チェーン店のカラオケでは、そこそこに盛り上がって楽しんだ。薄暗く大きなボリュームで周りの人が何をしているかなんて、わからない。歌ったりお手洗いに行ったりしてあちこち座席も変わる。そうやって、少しずつ偶然を装って駿の隣に座った。
「どう?すずちゃん、楽しんでる?」
カラオケの音に負けないように、私の耳元で駿が言う。
「はい、楽しいです…でも…」
そうやって意味深に腕時計を確かめる。
「そろそろ私、帰らないと……」
そう言って、そっと立ち去る……フリをする。
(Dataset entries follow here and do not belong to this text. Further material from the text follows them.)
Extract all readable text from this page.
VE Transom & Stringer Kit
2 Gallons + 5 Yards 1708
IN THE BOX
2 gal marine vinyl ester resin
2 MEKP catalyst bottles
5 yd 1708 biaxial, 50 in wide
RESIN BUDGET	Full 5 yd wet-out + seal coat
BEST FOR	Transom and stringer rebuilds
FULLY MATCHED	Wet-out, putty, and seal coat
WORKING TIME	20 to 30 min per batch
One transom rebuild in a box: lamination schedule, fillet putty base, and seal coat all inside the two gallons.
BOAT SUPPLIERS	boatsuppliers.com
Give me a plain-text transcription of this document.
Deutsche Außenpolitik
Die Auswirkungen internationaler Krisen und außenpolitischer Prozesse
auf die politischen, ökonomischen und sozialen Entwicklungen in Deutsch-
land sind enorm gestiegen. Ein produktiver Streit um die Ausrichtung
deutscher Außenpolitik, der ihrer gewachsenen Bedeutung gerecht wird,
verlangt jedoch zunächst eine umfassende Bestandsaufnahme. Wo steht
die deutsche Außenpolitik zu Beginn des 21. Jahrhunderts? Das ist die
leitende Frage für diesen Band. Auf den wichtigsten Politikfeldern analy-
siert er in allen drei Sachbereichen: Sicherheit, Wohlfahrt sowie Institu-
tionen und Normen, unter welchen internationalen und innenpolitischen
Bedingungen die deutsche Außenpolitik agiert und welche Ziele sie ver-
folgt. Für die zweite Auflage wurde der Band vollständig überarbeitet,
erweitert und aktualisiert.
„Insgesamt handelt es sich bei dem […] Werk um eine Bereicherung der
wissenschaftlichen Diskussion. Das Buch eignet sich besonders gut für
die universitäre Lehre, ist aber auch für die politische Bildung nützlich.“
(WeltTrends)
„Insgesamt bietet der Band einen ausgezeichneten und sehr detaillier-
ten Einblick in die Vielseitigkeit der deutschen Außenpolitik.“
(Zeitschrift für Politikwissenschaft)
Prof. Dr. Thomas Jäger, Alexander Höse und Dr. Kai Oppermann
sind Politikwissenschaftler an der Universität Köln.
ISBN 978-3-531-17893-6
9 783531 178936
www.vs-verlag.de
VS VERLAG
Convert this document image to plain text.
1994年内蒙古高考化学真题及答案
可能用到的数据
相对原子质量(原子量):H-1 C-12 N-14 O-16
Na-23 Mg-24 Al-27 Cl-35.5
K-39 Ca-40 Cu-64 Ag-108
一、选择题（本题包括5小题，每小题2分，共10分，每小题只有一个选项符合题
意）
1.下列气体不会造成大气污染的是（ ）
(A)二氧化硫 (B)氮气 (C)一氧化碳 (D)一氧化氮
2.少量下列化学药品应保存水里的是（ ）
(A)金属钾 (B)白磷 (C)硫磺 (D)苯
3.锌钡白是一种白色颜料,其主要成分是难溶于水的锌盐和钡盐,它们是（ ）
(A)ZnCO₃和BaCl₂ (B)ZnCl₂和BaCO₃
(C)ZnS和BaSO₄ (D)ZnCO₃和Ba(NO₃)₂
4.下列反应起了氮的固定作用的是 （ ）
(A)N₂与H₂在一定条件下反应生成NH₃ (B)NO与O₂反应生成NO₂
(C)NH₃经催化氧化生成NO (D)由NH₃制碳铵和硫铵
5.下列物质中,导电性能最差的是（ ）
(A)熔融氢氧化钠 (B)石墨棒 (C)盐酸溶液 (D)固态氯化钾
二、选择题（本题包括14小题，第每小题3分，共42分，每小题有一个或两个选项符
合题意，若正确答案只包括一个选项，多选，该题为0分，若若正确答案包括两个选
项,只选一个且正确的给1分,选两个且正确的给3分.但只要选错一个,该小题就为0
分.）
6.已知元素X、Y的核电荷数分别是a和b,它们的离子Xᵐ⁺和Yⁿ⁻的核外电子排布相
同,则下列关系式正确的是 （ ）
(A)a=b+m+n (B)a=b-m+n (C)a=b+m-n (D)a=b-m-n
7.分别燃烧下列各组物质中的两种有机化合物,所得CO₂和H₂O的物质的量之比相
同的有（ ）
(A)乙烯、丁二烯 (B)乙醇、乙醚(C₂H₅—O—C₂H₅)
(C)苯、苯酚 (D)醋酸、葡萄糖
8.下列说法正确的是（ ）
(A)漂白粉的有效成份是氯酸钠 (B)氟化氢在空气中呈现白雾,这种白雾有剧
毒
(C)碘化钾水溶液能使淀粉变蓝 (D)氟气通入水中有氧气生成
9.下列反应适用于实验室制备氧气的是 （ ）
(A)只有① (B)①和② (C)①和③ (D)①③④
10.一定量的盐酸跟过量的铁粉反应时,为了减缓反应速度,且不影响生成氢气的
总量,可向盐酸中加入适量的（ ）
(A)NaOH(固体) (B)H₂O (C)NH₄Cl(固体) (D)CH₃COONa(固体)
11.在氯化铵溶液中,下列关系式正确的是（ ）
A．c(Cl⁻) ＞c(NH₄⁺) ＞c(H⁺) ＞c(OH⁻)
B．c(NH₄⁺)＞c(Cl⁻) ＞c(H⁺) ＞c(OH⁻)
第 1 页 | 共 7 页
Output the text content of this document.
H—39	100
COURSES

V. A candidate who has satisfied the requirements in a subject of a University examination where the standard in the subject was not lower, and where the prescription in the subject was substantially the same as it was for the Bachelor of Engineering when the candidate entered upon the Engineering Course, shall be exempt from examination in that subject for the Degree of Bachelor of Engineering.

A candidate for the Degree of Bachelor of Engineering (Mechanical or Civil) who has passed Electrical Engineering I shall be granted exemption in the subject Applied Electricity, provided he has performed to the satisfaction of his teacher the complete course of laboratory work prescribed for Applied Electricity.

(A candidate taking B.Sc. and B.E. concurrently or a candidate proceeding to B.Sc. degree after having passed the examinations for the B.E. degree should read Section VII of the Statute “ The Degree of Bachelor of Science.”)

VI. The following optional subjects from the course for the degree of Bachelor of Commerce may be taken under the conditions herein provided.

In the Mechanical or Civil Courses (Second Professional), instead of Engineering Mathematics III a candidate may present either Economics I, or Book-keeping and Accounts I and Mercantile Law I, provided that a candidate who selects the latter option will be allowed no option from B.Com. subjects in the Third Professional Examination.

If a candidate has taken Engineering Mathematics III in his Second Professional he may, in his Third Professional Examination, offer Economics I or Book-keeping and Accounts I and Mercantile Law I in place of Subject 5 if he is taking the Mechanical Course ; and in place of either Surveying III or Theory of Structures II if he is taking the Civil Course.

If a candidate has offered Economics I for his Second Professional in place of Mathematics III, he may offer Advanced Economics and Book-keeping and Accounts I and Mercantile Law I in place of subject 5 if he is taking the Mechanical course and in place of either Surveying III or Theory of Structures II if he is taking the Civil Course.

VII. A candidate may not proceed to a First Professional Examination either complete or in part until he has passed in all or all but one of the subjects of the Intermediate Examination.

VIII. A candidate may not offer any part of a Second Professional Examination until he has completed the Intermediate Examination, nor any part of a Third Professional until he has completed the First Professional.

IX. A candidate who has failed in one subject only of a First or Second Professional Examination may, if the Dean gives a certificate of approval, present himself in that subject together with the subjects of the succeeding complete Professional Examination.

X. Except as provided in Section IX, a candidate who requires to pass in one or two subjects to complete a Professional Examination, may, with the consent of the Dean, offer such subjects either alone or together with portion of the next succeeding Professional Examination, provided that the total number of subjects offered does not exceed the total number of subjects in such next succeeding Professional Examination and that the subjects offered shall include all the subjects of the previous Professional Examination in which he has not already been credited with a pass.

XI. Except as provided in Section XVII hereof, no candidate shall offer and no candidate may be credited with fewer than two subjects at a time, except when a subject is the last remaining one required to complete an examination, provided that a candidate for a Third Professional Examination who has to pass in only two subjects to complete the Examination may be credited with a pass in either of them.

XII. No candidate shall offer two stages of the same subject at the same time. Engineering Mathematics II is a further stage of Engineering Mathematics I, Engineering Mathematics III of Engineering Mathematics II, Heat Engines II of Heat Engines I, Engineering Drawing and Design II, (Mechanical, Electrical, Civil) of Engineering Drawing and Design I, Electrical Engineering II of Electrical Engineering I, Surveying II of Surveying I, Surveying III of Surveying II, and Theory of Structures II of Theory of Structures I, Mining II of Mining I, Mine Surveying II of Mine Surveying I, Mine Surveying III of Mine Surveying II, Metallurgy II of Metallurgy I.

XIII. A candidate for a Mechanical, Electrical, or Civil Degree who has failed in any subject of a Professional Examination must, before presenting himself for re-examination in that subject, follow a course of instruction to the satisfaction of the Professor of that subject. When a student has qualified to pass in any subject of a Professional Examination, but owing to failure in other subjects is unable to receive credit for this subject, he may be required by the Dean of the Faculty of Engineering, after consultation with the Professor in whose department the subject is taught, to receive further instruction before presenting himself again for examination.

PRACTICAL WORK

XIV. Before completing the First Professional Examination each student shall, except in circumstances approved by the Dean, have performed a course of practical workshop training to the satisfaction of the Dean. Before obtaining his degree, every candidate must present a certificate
そして、少しだけ足がもつれたように、ちょっとだけ駿にもたれる。
「あ、すみません」
「危なっかしいなぁ…」
添えられた手をそっと握り返し、倉本に帰ることを告げ、そのままカラオケルームを後にする。
ゆっくりと、駅に向かって歩いていく。
___ゆっくりと
しばらく歩いたところで、後ろから足音がすることに気づいた。
___きた!
それでも知らないフリをして歩く。
「待って!すずちゃん」
ぽんと肩を叩かれて、驚いたけれど。
「あれ!萩原さん、どうしたんですか?」
「送っていくよ、なんか、その…心配だし」
「あ、じゃあ、駅まで…」
フワッと肩を抱かれた。メンズの香水の匂いとお酒のニオイがした。
「もっと、先まで、ね?」
駿は私の肩を抱いたまま、道路側に寄るとタクシーを停めた。